Site icon TechInside

Eğitimde yapay zeka ve kişiselleştirilmiş öğrenme deneyimi

Eğitimde yapay zeka

Geleneksel öğrenme, öğrencilerin yeteneklerini geliştirmek için uzun zamandır çeşitli teoriler oluşturmuştur. Yıllar içinde, bu teoriler öğrenme sürecini iyileştirmek için birden fazla açıklama ve yöntem sağlamıştır. Örneğin, 20. yüzyılda ortaya çıkan Davranışçılık, “pratik mükemmelleştirir” ifadesiyle özetlenmiştir (Staddon, 2021). Bu teori, bireylerin belirli bir alanda tekrarlanan pratik ve eğitim yoluyla bilgi edindiğini varsayar. Başka bir yaklaşım olan “Bonus Puanlar” Modeli, öğrencileri ödevleri tamamladıkları için ödüllendirerek öğrenmeyi teşvik eder. Bugün, eğitim de dahil olmak üzere daha önce değişmez olduğu düşünülen birçok alanı dönüştüren hızla gelişen bir dijital çağda yaşıyoruz. Bu dönüşüm, her bireyin benzersiz ilgi alanlarına ve öğrenme stillerine uyacak şekilde öğrenme deneyimlerini kişiselleştirerek öğrencilerin çeşitli ihtiyaçlarını karşılamayı amaçlamaktadır. Eğitimde yapay zekanın etkisi burada özellikle belirgindir.

Eğitimde yapay zeka

Yapay zekadaki (YZ) önemli ilerlemeler, eğitim de dahil olmak üzere hayatımızın birçok yönünü hızla değiştiriyor. Bu değişiklikler faydaları ve zorlukları beraberinde getiriyor. Hedeflenen öğrenme deneyimleri, evrensel olarak geçerli kabul edilen geleneksel öğretim yöntemlerinin yerini giderek alıyor. YZ, bu yeni yöntemlerin öğretimi kişiselleştirmek için büyük miktarda veriyi analiz etmesini sağlıyor. Ptatam ve diğerlerinin yaptığı bir araştırmaya göre, YZ, öğrenme deneyimlerini bireysel öğrencilerin ihtiyaçlarına göre uyarlayarak, katılımı artırarak ve genel öğrenme sonuçlarını iyileştirerek eğitimi devrim niteliğinde değiştiriyor. Çalışma, eğitimde YZ algılarına ilişkin önemli içgörüler sağlayan birkaç anket yürüttü.

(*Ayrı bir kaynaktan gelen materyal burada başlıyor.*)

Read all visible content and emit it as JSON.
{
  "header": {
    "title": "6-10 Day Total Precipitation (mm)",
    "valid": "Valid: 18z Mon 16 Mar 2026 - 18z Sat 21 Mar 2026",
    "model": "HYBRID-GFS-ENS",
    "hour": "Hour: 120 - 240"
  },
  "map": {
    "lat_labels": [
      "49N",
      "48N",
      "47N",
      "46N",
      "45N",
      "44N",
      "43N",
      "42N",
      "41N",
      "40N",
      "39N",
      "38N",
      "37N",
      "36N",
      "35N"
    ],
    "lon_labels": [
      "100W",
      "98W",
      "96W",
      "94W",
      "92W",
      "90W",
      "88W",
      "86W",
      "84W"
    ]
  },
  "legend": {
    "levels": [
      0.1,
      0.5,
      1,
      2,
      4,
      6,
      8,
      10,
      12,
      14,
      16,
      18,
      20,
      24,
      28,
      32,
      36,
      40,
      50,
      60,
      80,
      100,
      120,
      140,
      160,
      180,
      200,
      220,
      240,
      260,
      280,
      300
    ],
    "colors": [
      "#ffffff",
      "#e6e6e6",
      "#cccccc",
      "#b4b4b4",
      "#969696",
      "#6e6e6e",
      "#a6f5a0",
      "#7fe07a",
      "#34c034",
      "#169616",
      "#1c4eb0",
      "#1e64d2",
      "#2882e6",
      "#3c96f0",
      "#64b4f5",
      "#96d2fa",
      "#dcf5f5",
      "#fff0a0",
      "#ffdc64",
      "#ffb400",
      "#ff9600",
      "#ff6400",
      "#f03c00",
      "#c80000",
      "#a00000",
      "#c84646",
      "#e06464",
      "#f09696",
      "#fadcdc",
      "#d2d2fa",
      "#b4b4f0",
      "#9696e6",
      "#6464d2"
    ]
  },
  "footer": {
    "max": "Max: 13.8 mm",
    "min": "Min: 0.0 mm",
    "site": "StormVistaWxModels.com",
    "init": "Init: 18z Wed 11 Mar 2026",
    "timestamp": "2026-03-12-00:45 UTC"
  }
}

Öğrenmede YZ’nin önemi konusunda, öğrencilerin ezici çoğunluğu (%88) bunun önemi konusunda kesinlikle hemfikirdi. Ek olarak %9’u hemfikirdi ve sadece çok küçük bir kesim aynı fikirde değildi. YZ’yi kendi kendine öğrenmeye bir alternatif olarak değerlendirirken, öğrencilerin %74’ü bu görüşü kesinlikle destekledi. Ayrıca %7’si hemfikirdi. Ancak %14’lük önemli bir azınlık aynı fikirde değildi ve %5’i kesinlikle aynı fikirde değildi. Yapay zekanın sanal bir öğretmen ve akıllı asistan olarak hizmet vermesi kavramı da oldukça beğenildi. Öğrencilerin %88’i kesinlikle katılıyor, %9’u katılıyor ve çok azı katılmadığını ifade ediyor. Ancak, yapay zekanın insan öğretmenlerin yerini alması konusunda yanıtlar belirgin şekilde farklıydı. Öğrencilerin yalnızca %11’i bu kavrama kesinlikle katılırken, %57’lik bir çoğunluk kesinlikle katılmadı. Bu da insan eğitimcileri tutmaya yönelik güçlü bir tercihi vurguladı. Eğitimde yapay zeka, insan dokunuşunun önemi konusunda hâlâ büyük tartışmalar yaratıyor.